Une majorité qui se veut rassurante

Fanny Dubot, pour les trois groupes qui composent la majorité écologiste, salue l'instauration de cette charte. "C'est la 1ère fois qu'une collectivité adopte un texte aussi abouti pour encadrer ses relations avec ses mécènes et parrains. Comme toutes les premières fois, ça fait peur, on appréhende, et des craintes ont été exprimées ici", reconnaît-elle. Pour elle, le texte permet d'encadrer et de préciser les relations, qui ne l'étaient pas auparavant. "Est-ce que les Lyonnais ont envie d'avoir comme financeurs des entreprises condamnées pour corruption, inaction climatique ou discriminations ? Je ne pense pas", lance-t-elle peu avant de terminer son intervention.

Avant le vote, Audrey Henocque a alors souhaité sur les craintes exprimées par l'opposition, et a tenté de donner des gages aux conseillers municipaux. "Je m'engage à faire un bilan une fois par an en commission finance et indiquer s'il y a certains mécènes que nous n'avons pas souhaité reconduire et pour quelles raisons", a promis l'élue.

Pour elle, il n'y a pas de raison que les entreprises craignent d'être mécènes, au contraire. "L'idée c'est avant tout d'attirer de nouvelles entreprises qui seront fières d'accoler leur nom au projet de la nouvelle municipalité", soutient-elle.

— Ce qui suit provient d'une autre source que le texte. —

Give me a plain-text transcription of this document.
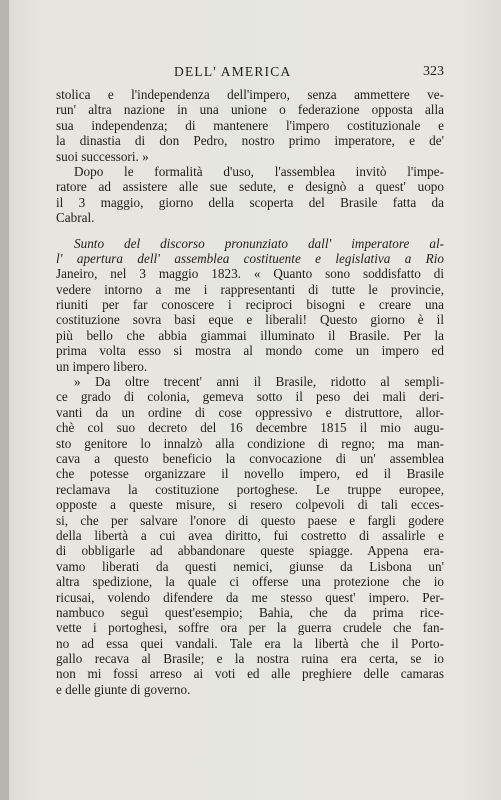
DELL' AMERICA	323
stolica e l'independenza dell'impero, senza ammettere ve-
run' altra nazione in una unione o federazione opposta alla
sua independenza; di mantenere l'impero costituzionale e
la dinastia di don Pedro, nostro primo imperatore, e de'
suoi successori. »
Dopo le formalità d'uso, l'assemblea invitò l'impe-
ratore ad assistere alle sue sedute, e designò a quest' uopo
il 3 maggio, giorno della scoperta del Brasile fatta da
Cabral.
Sunto del discorso pronunziato dall' imperatore al-
l' apertura dell' assemblea costituente e legislativa a Rio
Janeiro, nel 3 maggio 1823. « Quanto sono soddisfatto di
vedere intorno a me i rappresentanti di tutte le provincie,
riuniti per far conoscere i reciproci bisogni e creare una
costituzione sovra basi eque e liberali! Questo giorno è il
più bello che abbia giammai illuminato il Brasile. Per la
prima volta esso si mostra al mondo come un impero ed
un impero libero.
» Da oltre trecent' anni il Brasile, ridotto al sempli-
ce grado di colonia, gemeva sotto il peso dei mali deri-
vanti da un ordine di cose oppressivo e distruttore, allor-
chè col suo decreto del 16 decembre 1815 il mio augu-
sto genitore lo innalzò alla condizione di regno; ma man-
cava a questo beneficio la convocazione di un' assemblea
che potesse organizzare il novello impero, ed il Brasile
reclamava la costituzione portoghese. Le truppe europee,
opposte a queste misure, si resero colpevoli di tali ecces-
si, che per salvare l'onore di questo paese e fargli godere
della libertà a cui avea diritto, fui costretto di assalirle e
di obbligarle ad abbandonare queste spiagge. Appena era-
vamo liberati da questi nemici, giunse da Lisbona un'
altra spedizione, la quale ci offerse una protezione che io
ricusai, volendo difendere da me stesso quest' impero. Per-
nambuco seguì quest'esempio; Bahia, che da prima rice-
vette i portoghesi, soffre ora per la guerra crudele che fan-
no ad essa quei vandali. Tale era la libertà che il Porto-
gallo recava al Brasile; e la nostra ruina era certa, se io
non mi fossi arreso ai voti ed alle preghiere delle camaras
e delle giunte di governo.
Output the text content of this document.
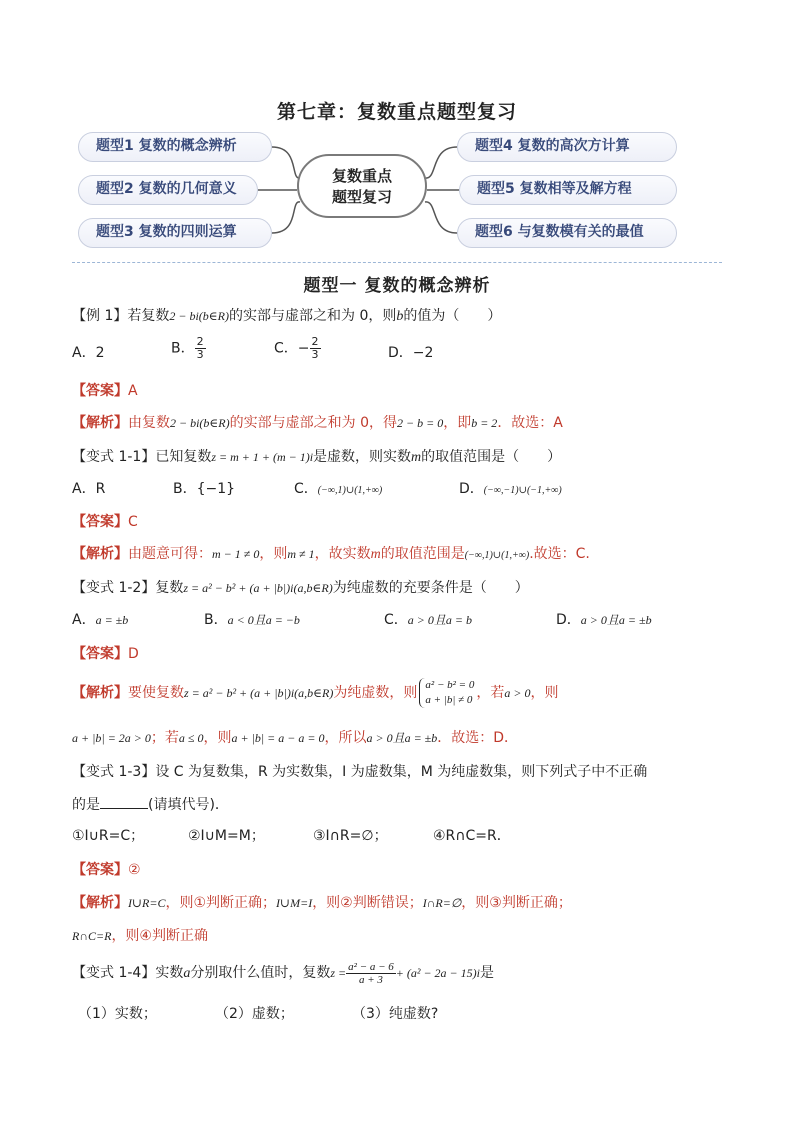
第七章：复数重点题型复习
题型1 复数的概念辨析
题型2 复数的几何意义
题型3 复数的四则运算
题型4 复数的高次方计算
题型5 复数相等及解方程
题型6 与复数模有关的最值
复数重点
题型复习
题型一 复数的概念辨析
【例 1】若复数2 − bi(b∈R)的实部与虚部之和为 0，则b的值为（　　）
A．2	B． $\frac{2}{3}$	C．− $\frac{2}{3}$	D．−2
【答案】A
【解析】由复数2 − bi(b∈R)的实部与虚部之和为 0，得2 − b = 0，即b = 2．故选：A
【变式 1-1】已知复数z = m + 1 + (m − 1)i是虚数，则实数m的取值范围是（　　）
A．R	B．{−1}	C．(−∞,1)∪(1,+∞)	D．(−∞,−1)∪(−1,+∞)
【答案】C
【解析】由题意可得：m − 1 ≠ 0，则m ≠ 1，故实数m的取值范围是(−∞,1)∪(1,+∞).故选：C.
【变式 1-2】复数z = a² − b² + (a + |b|)i(a,b∈R)为纯虚数的充要条件是（　　）
A．a = ±b	B．a < 0且a = −b	C．a > 0且a = b	D．a > 0且a = ±b
【答案】D
【解析】要使复数z = a² − b² + (a + |b|)i(a,b∈R)为纯虚数，则 a² − b² = 0
a + |b| ≠ 0 ，若a > 0，则
a + |b| = 2a > 0；若a ≤ 0，则a + |b| = a − a = 0，所以a > 0且a = ±b．故选：D．
【变式 1-3】设 C 为复数集，R 为实数集，I 为虚数集，M 为纯虚数集，则下列式子中不正确
的是	(请填代号)．
①I∪R=C；	②I∪M=M；	③I∩R=∅；	④R∩C=R．
【答案】②
【解析】I∪R=C，则①判断正确；I∪M=I，则②判断错误；I∩R=∅，则③判断正确；
R∩C=R，则④判断正确
【变式 1-4】实数a分别取什么值时，复数$z = \frac{\text{a² − a − 6}}{a + 3} + (a^2 - 2a - 15)i$是
（1）实数；	（2）虚数；	（3）纯虚数?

Elle revient sur l'exemple donné par Gérard Collomb de la compagnie aérienne Air France KLM qui est mécène de l'orchestre national. "Quand l'orchestre national de Lyon veut se déplacer, on souhaite qu'ils prennent le moins possible l'avion. Mais quand cela est nécessaire, il faudra prendre des billets. Donc s'ils sont offert par la compagnie, c'est quelque chose de positif pour les deniers publics", détaille l'élue.

Si l'on discerne les premiers contours de cette charte, qui ne devrait donc pas refuser toute entreprise "non-écologique", il reste difficile d'estimer quels seront précisément les critères retenus. Les réponses se trouveront sans doute dans le premier bilan de cette charte... d'ici plusieurs mois.